Mitarbeiter in Deutschland:  ca. 450
Geschäftsführer:
  • Hannes Schwaderer, Geschäftsführer Deutschland, Österreich und Schweiz
  • Jürgen Thiel, Director Sales Europe, Middle East and Africa
Wirtschaftl. Engagement:
  • Bitkom Mitglied: Intel engagiert sich dafür, die Wettbewerbsfähigkeit des Forschungs-, Produktions- und Medienstandorts Deutschland im internationalen Vergleich zu verbessern. Dazu werden Initiativen für den Mittelstand, Forschung und Lehre, sowie in der Politik unterstützt.
  • Initiative D21: Gründungsmitglied. Entwicklung des „D21 Schüler-PC“, Ausstattung des ersten deutschen Internet-Klassenzimmers.
Bildungsinitiativen:
  • Lehrerfortbildungsprogramm„Intel® Lehren für die Zukunft“ - In modularen Trainingseinheiten wird Lehrern vermittelt, wie sie das Internet und die Neue Medien didaktisch sinnvoll im Unterricht einsetzen. Fast 300.000 Lehrer haben seit der Einführung 2000 teilgenommen.
  • Oktober 2003 startete der Aufbaukurs “Intel® Lehren für die Zukunft – Online Training und Lernen im Team. Der Schwerpunkt liegt beim „Blended Learning“: Präsenz- und Online-Trainings-Phasen sowie die Erprobung im Unterricht werden miteinander kombiniert. Im Mai 2004 Gewinner des Public Private Partnership Award der Initiative D21.
  • Fokus Universitäten: TU Berlin, TU München, die Universität Hannover, TU Braunschweig sowie die TU Karlsruhe. Weltweit über 80, in Europa 34. Intel unterstützt Forschungsprojekte, vergibt Stipendien und stattet Forschungseinrichtungen mit modernster IT-Infrastruktur aus.
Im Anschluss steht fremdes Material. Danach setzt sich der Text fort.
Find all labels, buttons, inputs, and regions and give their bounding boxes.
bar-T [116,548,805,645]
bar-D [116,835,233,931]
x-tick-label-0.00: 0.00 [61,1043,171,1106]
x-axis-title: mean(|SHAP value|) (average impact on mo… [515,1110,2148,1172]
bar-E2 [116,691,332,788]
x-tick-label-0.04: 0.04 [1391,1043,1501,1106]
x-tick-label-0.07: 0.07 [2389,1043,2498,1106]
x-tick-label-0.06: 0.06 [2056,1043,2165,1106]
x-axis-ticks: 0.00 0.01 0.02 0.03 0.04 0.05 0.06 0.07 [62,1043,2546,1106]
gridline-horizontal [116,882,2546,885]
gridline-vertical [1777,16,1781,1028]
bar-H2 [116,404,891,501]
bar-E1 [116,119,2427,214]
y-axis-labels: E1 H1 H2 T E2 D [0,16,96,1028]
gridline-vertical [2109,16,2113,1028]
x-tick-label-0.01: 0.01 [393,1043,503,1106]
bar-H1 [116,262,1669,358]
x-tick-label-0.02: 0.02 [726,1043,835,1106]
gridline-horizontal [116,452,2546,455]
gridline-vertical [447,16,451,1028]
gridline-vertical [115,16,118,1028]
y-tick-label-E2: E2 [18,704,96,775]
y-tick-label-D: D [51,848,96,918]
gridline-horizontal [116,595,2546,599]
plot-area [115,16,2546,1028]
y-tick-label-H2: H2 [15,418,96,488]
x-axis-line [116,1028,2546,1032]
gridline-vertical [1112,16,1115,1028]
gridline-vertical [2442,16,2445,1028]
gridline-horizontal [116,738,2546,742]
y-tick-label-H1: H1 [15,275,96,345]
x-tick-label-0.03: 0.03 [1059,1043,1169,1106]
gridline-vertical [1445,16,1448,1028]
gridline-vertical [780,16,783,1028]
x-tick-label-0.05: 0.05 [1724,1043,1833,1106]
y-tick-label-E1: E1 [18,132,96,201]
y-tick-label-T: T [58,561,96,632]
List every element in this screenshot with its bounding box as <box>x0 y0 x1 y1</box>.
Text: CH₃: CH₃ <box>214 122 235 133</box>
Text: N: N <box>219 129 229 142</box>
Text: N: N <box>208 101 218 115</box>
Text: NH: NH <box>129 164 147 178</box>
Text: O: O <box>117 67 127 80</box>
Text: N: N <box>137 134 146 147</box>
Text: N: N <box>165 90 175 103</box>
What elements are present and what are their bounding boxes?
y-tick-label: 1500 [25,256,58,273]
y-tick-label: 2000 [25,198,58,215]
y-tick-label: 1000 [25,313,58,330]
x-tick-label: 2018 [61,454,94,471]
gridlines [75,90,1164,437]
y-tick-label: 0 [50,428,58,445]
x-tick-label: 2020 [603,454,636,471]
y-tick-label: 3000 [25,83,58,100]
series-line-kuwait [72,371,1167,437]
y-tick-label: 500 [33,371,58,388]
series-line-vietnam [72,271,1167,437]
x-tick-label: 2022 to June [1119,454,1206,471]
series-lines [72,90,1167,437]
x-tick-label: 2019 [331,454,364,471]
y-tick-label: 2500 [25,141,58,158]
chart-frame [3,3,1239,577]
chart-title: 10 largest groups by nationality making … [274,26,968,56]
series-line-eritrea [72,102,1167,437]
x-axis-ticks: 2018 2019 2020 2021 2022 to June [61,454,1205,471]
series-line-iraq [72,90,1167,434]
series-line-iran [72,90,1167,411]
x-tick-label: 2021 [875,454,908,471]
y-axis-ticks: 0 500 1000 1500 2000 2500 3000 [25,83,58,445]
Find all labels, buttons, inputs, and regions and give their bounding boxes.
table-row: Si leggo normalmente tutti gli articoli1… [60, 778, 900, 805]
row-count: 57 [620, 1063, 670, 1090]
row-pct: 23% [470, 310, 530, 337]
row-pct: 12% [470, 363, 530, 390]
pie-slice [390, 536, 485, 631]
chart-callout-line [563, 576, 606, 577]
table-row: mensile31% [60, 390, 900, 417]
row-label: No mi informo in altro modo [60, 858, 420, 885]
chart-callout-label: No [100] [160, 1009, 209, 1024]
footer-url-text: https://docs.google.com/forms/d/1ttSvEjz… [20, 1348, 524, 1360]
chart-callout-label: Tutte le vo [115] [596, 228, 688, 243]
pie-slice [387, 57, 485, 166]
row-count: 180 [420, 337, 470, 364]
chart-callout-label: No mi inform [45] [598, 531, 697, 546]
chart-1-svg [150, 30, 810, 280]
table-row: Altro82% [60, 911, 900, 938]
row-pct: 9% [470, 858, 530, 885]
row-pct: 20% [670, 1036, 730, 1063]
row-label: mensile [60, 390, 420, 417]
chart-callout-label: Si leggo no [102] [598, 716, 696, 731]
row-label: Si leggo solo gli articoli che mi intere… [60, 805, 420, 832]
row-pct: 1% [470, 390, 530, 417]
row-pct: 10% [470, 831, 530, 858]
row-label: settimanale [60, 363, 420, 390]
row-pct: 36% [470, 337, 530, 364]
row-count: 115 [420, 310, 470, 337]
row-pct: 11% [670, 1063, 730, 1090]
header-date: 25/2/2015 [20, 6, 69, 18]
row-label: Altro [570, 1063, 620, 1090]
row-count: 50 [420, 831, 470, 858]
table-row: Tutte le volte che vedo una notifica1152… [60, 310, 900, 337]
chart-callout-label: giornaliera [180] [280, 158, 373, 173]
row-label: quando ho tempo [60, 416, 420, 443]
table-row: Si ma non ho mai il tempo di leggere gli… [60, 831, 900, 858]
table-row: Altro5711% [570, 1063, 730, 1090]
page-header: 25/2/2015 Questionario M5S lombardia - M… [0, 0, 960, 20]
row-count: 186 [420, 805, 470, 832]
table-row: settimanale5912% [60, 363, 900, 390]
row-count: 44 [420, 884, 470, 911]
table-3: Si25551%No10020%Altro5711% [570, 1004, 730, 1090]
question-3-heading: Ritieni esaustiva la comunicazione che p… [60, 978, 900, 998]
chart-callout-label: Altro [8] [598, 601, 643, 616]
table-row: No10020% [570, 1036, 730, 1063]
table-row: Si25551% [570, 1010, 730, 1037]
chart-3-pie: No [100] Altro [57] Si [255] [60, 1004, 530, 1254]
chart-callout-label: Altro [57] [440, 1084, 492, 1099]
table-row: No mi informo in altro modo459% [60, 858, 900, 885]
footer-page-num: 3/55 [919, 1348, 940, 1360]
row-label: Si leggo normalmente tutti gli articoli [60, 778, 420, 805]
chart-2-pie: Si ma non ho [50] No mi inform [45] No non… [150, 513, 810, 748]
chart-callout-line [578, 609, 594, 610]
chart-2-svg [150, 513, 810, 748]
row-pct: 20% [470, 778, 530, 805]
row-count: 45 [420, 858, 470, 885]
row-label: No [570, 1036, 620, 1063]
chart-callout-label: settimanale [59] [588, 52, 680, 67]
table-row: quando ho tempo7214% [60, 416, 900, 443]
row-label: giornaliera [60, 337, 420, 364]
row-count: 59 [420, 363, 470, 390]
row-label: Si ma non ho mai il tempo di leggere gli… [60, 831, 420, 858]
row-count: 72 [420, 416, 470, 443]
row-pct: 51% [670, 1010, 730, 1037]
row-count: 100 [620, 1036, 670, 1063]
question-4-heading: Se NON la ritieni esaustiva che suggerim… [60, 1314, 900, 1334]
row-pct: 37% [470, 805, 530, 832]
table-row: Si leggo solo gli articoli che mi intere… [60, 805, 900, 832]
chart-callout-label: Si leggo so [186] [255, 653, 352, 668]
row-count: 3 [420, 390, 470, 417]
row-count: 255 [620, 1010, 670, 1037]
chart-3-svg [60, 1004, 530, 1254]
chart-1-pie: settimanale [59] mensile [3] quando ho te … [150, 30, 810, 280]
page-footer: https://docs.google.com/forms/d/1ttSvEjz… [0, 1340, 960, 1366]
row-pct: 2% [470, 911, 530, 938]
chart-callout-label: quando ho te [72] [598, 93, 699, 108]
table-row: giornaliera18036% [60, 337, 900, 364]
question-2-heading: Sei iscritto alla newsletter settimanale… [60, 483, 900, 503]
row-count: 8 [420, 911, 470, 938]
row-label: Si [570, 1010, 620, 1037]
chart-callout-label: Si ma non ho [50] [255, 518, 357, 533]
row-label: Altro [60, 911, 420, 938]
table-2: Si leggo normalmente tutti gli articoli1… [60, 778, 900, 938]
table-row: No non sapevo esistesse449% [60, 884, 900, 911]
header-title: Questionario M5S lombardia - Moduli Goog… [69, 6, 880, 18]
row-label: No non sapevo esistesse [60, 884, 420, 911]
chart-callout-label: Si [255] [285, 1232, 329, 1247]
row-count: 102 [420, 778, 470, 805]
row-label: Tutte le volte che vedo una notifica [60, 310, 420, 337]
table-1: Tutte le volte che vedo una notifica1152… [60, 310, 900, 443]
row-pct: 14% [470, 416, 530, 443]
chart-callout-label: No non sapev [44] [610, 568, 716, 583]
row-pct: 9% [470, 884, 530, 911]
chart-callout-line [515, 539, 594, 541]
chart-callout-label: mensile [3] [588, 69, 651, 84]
  • Nachwuchsförderung: herausragende Entwicklungen junger Forscher werden auf der jährlich in den USA stattfindenden ISEF (International Science and Engineering Fair) ausgezeichnet. Hier arbeitet Intel mit „Jugend forscht. 2004 ging der Young Scientist Award der Intel Foundation mit einem Preisgeld von 50.000 US Dollar erstmals an einen Deutschen Schüler.
  • Grimme Online Award: Intel unterstützt diesen Wettbewerb als Hauptsponsor und vergibt den Intel Publikums-Preis. Das besondere an diesem Preis: Allein die Internet-Nutzer entscheiden, an wen er geht. 2004 nahmen rund 90,000 Internet-Nutzer an dieser Abstimmung teil. Die Preisverleihung findet während der Feierlichkeiten des Grimme Online Award statt. Im Jahr 2004 wurde die Trophäe durch den britischen Schauspieler Jeremy Irons an „Gute Zeiten Schlechte Zeiten“ – www.gzsz.de – überreicht.
Intel und die PC-Spieler
  • Intel unterstützt als Hauptsponsor die ESL (www.esl-europe.net), mit über 400.000 eingetragenen Mitgliedern weltweit größten e-Sport Liga. Hier treten Spieler in virtuellen Wettkämpfen gegeneinander an. Diese Veranstaltungen haben sich mittlerweile zu festen sozialen Treffpunkten etabliert. Gemeinsam mit der ESL wurden die Intel Friday Night Games ins Leben gerufen (http://www.esl-europe.net/de/pro-series/info/fng/). Hier treten die besten PC-Spieler Deutschlands gegeneinander bundesweit vor einem Publikum an. Viele eSports-Spieler schließen sich zu Mannschaften, so genannten Clans, zusammen. Der berühmteste Clan ist SK Gaming, den Intel mittlerweile seit drei Jahren bei seinen weltweiten Aktivitäten unterstützt. In der Spieler-Szene sind seine Mitglieder bekannt und bestreiten ihren Lebensunterhalt durch die Teilnahme an Turnieren und Liga-Spielen, bei denen es um Preisgelder zwischen 500 Euro und 500.000 US-Dollar geht. Als weitere Maßnahme unterstützt Intel den Deutschen eSport Bund.

Intel ist der größte Halbleiterhersteller der Welt und zählt zu den international führenden Unternehmen mit Produkten für Informationstechnologie, Netzwerke und Kommunikation.